Eight is enough to make Matsuzaka's point
His job was done -- if not complete
The stat mavens in the press box had already revved up their computers, figuring out the last time a Red Sox pitcher had consecutive complete games, consecutive complete games as a rookie, consecutive complete-game wins. The numbers were being crunched, the years recorded (2005, 1984, and 1996, respectively), when Daisuke Matsuzaka got a congratulatory pat from his manager and tipped his hat to the crowd after the eighth inning.
No matter. Even though Matsuzaka would not get his second straight complete-game win (after his toppling of the Tigers Monday), he still got the win, his offense buoying him in a 13-3 beating of the Braves yesterday in the first game of the day-night doubleheader.
"He's very accustomed to that," Sox catcher Jason Varitek said of Matsuzaka and the complete-game culture in Japan. "He's very accustomed to pitching very deep into games. He wants the ball later in the game, too.

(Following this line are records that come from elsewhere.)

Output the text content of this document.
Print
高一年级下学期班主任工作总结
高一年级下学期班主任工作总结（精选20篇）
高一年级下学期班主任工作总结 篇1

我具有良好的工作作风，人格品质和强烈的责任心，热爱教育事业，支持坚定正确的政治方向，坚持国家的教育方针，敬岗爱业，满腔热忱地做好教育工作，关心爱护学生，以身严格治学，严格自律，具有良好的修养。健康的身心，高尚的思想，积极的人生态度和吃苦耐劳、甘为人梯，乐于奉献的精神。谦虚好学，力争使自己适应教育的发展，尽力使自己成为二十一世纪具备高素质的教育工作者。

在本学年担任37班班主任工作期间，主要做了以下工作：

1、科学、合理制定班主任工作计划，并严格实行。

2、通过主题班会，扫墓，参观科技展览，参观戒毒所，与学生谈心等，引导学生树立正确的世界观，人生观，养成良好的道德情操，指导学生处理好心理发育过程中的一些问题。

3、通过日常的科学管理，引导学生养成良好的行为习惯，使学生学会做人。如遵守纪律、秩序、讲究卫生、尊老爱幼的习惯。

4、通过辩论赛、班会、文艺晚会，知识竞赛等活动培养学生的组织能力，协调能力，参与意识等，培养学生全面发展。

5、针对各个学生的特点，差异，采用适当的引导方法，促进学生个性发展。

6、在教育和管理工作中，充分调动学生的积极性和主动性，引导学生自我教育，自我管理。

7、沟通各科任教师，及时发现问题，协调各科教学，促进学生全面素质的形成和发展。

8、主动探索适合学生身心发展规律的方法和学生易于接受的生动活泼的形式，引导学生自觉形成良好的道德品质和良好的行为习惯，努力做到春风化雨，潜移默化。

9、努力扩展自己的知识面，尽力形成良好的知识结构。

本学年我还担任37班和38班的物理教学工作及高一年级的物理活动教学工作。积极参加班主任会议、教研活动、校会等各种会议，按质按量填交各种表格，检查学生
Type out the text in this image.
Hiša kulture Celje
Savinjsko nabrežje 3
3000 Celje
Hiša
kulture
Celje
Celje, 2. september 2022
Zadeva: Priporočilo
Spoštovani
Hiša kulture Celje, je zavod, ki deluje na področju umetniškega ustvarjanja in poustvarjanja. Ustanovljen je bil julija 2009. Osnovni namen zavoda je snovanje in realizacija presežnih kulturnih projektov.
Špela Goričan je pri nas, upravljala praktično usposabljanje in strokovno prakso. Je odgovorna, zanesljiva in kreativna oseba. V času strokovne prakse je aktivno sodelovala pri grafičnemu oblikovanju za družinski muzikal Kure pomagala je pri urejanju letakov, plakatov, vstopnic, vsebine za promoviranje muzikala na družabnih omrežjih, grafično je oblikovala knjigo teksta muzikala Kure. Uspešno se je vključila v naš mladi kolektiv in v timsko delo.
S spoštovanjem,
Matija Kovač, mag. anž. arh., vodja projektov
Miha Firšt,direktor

"Not saying that's any different from anybody else -- Curt [Schilling] is very much the same way -- you have that mentality that you tend to stretch games out more than you do just getting out of there.
"He just wants to pitch. He wants to compete. It's a big asset that he has."
Having thrown 104 pitches -- he said later he could probably have maxed out at 140-150 -- his day seemed to end earlier than he would have chosen. But that hardly diminished Matsuzaka's outing, especially over the first six innings, when he allowed just five hits (one in each of the first five). At that point, Matsuzaka had thrown just 67 pitches, prompting the scurrying for statistics.
But he struggled a bit in the seventh, giving up a run-scoring single to Jarrod Saltalamacchia and a two-run home run (on the next pitch) to Jeff Francoeur.
Still, with a four-batter eighth, Matsuzaka thought he had another inning left in his workday.
"Given my pitch count at the end of the eighth inning, I was expecting to go back out there in the ninth," he said through his translator. "I think, given my pace up to that point, it would have been normal to go back for the ninth inning, but the manager came in and spoke to me and said that, given our big lead, go and get some rest."
Though the stats appeared similar to those from his last outing, the performance wasn't. With Matsuzaka's command of so many pitches, essentially every day is different on the mound. He had success with his cut fastball and splitter against the Tigers, but he labeled his fastball and slider as his best pitches yesterday.
"Learn every day," Varitek said. "Every time he's out there, it's almost [that] you have a different experience with different pitches.
"We utilized quite a few different pitches, threw some better breaking balls, threw some better curveballs, threw some better sliders, threw some really good splits. It still came down to he had pretty good location on his fastball."
That location was the reason for his no-walk performance, though manager Terry Francona cautioned that walks are not always the best barometer.
Matsuzaka was keeping his pitches, including his breaking pitches, away from the middle of the plate but still in the strike zone.
"We're now seeing the results of a lot of hard work and a really good pitcher," Francona said. "He threw so many strikes. Today he was attacking the strike zone with a lot of different pitches.
"I looked up in the sixth inning and his strike percentage was close to 75 percent. That's pretty phenomenal."